Google’s Algorithm Change Against Parked Domains: Not a Big DealPosted: December 2, 2011 | |
The big domain news that happened yesterday was Google’s monthly report on algorithm changes. Among other updates, they indicated a new ability to classify parked domains. Why? To not show them in search results:
New “parked domain” classifier: This is a new algorithm for automatically detecting parked domains. Parked domains are placeholder sites that are seldom useful and often filled with ads. They typically don’t have valuable content for our users, so in most cases we prefer not to show them.
Many domain sellers and investors park most if not all of their domains. This negative news could seem devastating to them on the surface. Much of the reaction to it has been that it will hurt the domain industry.
Is this really that big of a deal? No.
Domain parking has already been on its way out over the past few years. Parking payouts have plummeted over the past few years, and traffic to most parked domains has been drying up. Why? Because Google’s negativity towards parked domains had already started to develop.
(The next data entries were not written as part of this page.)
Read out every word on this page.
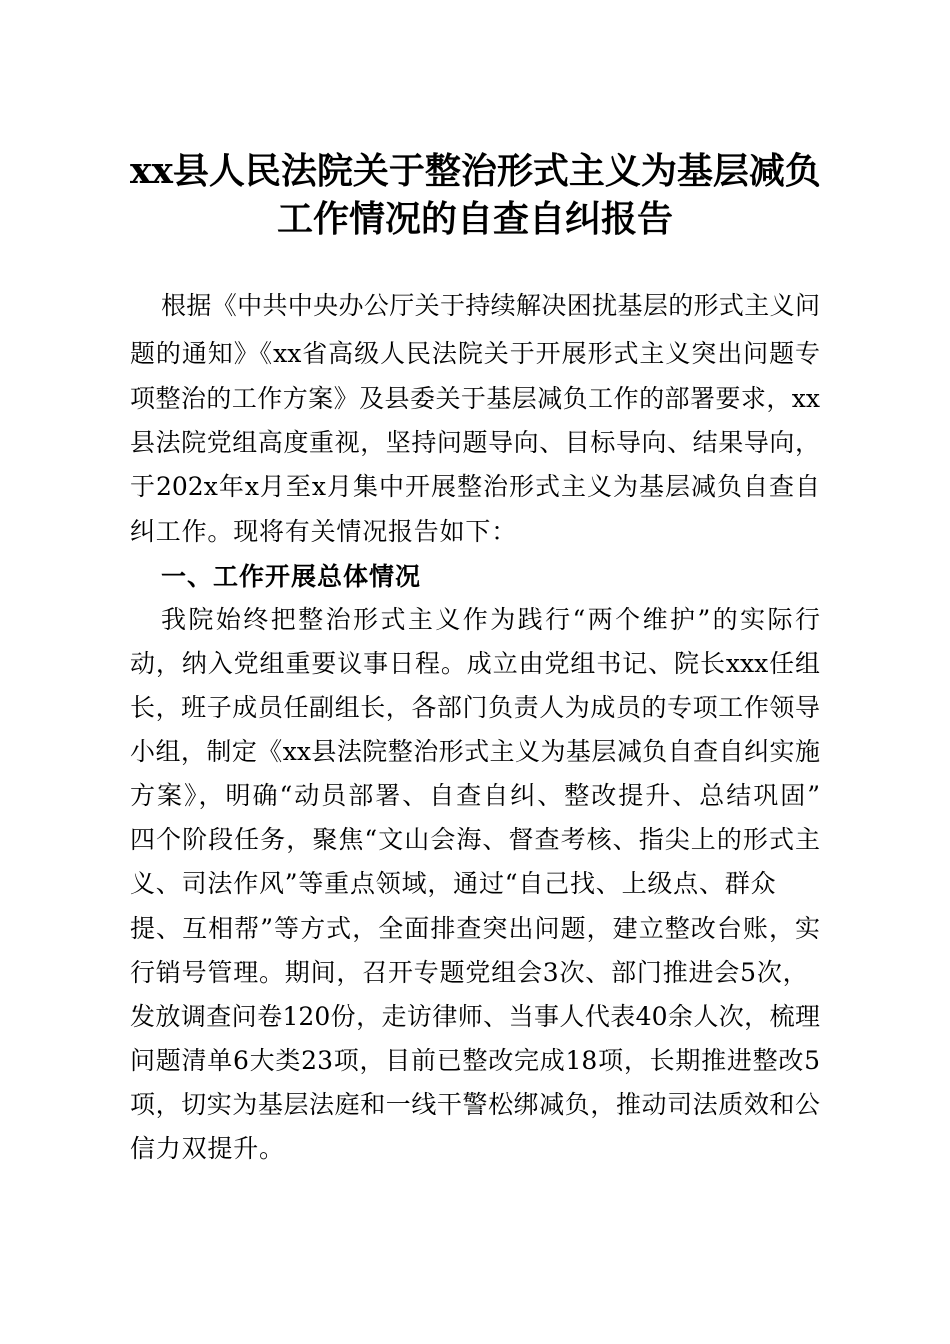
xx县人民法院关于整治形式主义为基层减负
工作情况的自查自纠报告
根据《中共中央办公厅关于持续解决困扰基层的形式主义问
题的通知》《xx省高级人民法院关于开展形式主义突出问题专
项整治的工作方案》及县委关于基层减负工作的部署要求，xx
县法院党组高度重视，坚持问题导向、目标导向、结果导向，
于202x年x月至x月集中开展整治形式主义为基层减负自查自
纠工作。现将有关情况报告如下：
一、工作开展总体情况
我院始终把整治形式主义作为践行“两个维护”的实际行
动，纳入党组重要议事日程。成立由党组书记、院长xxx任组
长，班子成员任副组长，各部门负责人为成员的专项工作领导
小组，制定《xx县法院整治形式主义为基层减负自查自纠实施
方案》，明确“动员部署、自查自纠、整改提升、总结巩固”
四个阶段任务，聚焦“文山会海、督查考核、指尖上的形式主
义、司法作风”等重点领域，通过“自己找、上级点、群众
提、互相帮”等方式，全面排查突出问题，建立整改台账，实
行销号管理。期间，召开专题党组会3次、部门推进会5次，
发放调查问卷120份，走访律师、当事人代表40余人次，梳理
问题清单6大类23项，目前已整改完成18项，长期推进整改5
项，切实为基层法庭和一线干警松绑减负，推动司法质效和公
信力双提升。
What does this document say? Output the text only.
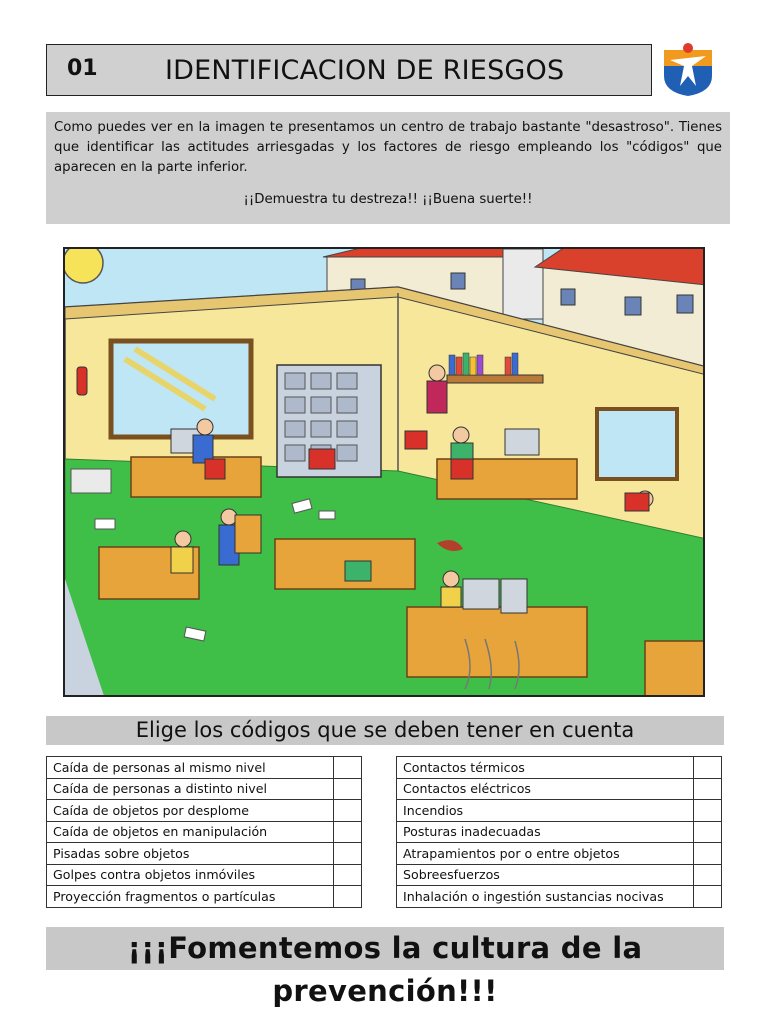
01 IDENTIFICACION DE RIESGOS

Como puedes ver en la imagen te presentamos un centro de trabajo bastante "desastroso". Tienes que identificar las actitudes arriesgadas y los factores de riesgo empleando los "códigos" que aparecen en la parte inferior.

¡¡Demuestra tu destreza!! ¡¡Buena suerte!!

Elige los códigos que se deben tener en cuenta
Caída de personas al mismo nivel	
Caída de personas a distinto nivel	
Caída de objetos por desplome	
Caída de objetos en manipulación	
Pisadas sobre objetos	
Golpes contra objetos inmóviles	
Proyección fragmentos o partículas	
Contactos térmicos	
Contactos eléctricos	
Incendios	
Posturas inadecuadas	
Atrapamientos por o entre objetos	
Sobreesfuerzos	
Inhalación o ingestión sustancias nocivas	
¡¡¡Fomentemos la cultura de la prevención!!!
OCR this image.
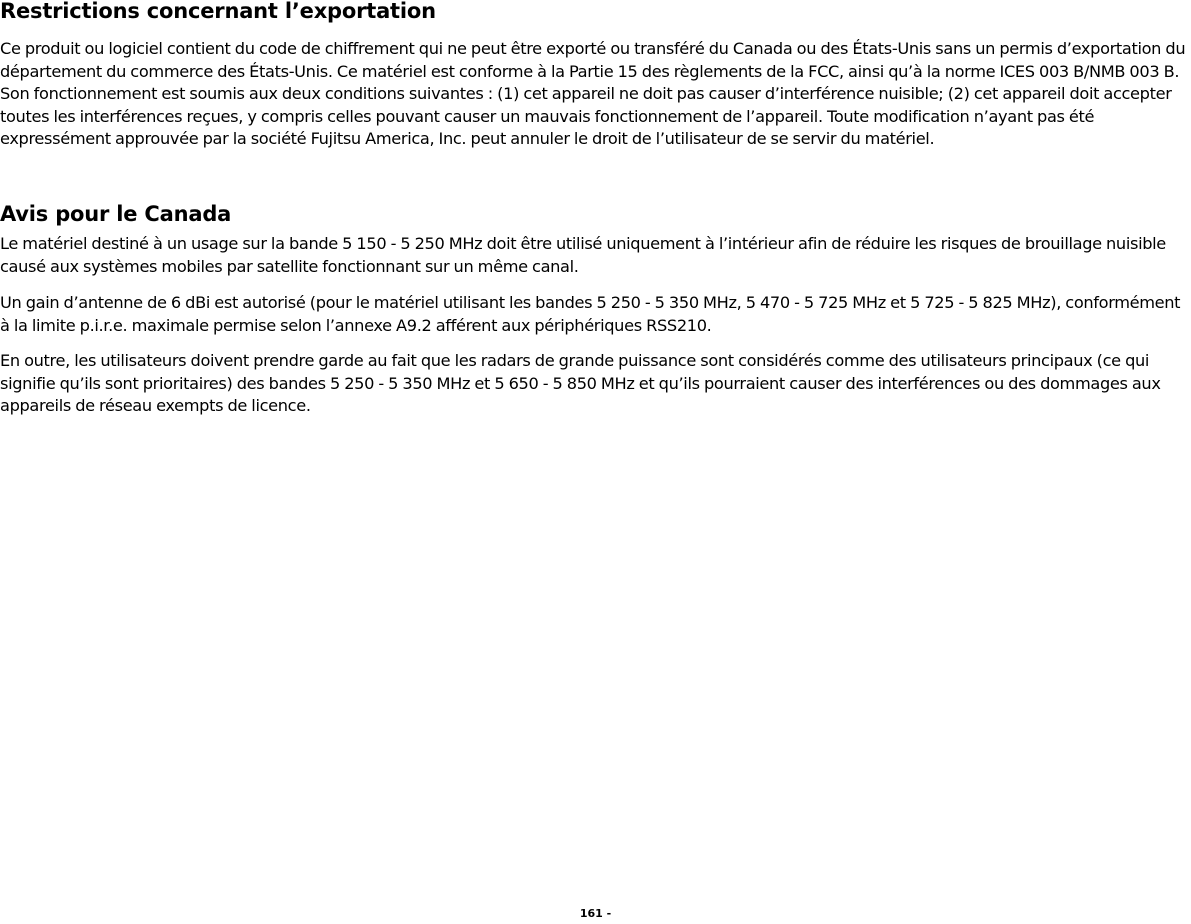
Restrictions concernant l’exportation

Ce produit ou logiciel contient du code de chiffrement qui ne peut être exporté ou transféré du Canada ou des États-Unis sans un permis d’exportation du département du commerce des États-Unis. Ce matériel est conforme à la Partie 15 des règlements de la FCC, ainsi qu’à la norme ICES 003 B/NMB 003 B. Son fonctionnement est soumis aux deux conditions suivantes : (1) cet appareil ne doit pas causer d’interférence nuisible; (2) cet appareil doit accepter toutes les interférences reçues, y compris celles pouvant causer un mauvais fonctionnement de l’appareil. Toute modification n’ayant pas été expressément approuvée par la société Fujitsu America, Inc. peut annuler le droit de l’utilisateur de se servir du matériel.

Avis pour le Canada

Le matériel destiné à un usage sur la bande 5 150 - 5 250 MHz doit être utilisé uniquement à l’intérieur afin de réduire les risques de brouillage nuisible causé aux systèmes mobiles par satellite fonctionnant sur un même canal.

Un gain d’antenne de 6 dBi est autorisé (pour le matériel utilisant les bandes 5 250 - 5 350 MHz, 5 470 - 5 725 MHz et 5 725 - 5 825 MHz), conformément à la limite p.i.r.e. maximale permise selon l’annexe A9.2 afférent aux périphériques RSS210.

En outre, les utilisateurs doivent prendre garde au fait que les radars de grande puissance sont considérés comme des utilisateurs principaux (ce qui signifie qu’ils sont prioritaires) des bandes 5 250 - 5 350 MHz et 5 650 - 5 850 MHz et qu’ils pourraient causer des interférences ou des dommages aux appareils de réseau exempts de licence.

161 -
Before then, parked domains could find their way to page 1 rankings on Google even for somewhat valuable keyword phrases. It didn’t happen on most of them, but I even experienced a #2 ranking for a 10,000+ monthly search term with a parked exact match domain, leading to several dollars a day in revenue over the course of a few months.
While exact match domains definitely still have rank-boosting power, they haven’t been able to rank well on valuable terms using parked pages for years now. Despite this new announcement, it’s not new that Google often delists parked pages entirely let alone penalizes them. It’s obvious why too – Google doesn’t like pages filled with only paid links or ads.
Simply put, the last 2 sentences in that update, the sentences that everyone has been focusing on, are both old news!
That said, some have been taking it to mean that if a parked domain is bought, the buyer will have a tough time getting it to rank. The update itself says absolutely nothing about that, so it’s pure speculation. We have seen in recent months that parked domains often have been delisted, and that getting them relisted once content is on them is not difficult.
Google has gotten much better about indexing new pages and websites fast, trying to avoid stale results. Once that domain has content on it and is no longer a parked domain, Google will see that rather quickly with a simple search submission, ping, or sitemap submission via Google Webmaster Tools.
So if you’re concerned about any inherited penalties of buying a parked domain to develop, don’t worry. Nothing has really changed in how Google treats parked domains, only that they’ll now be more likely to find out a domain is parked. Once your quality content is on the domain, Google will like the domain and happily index it.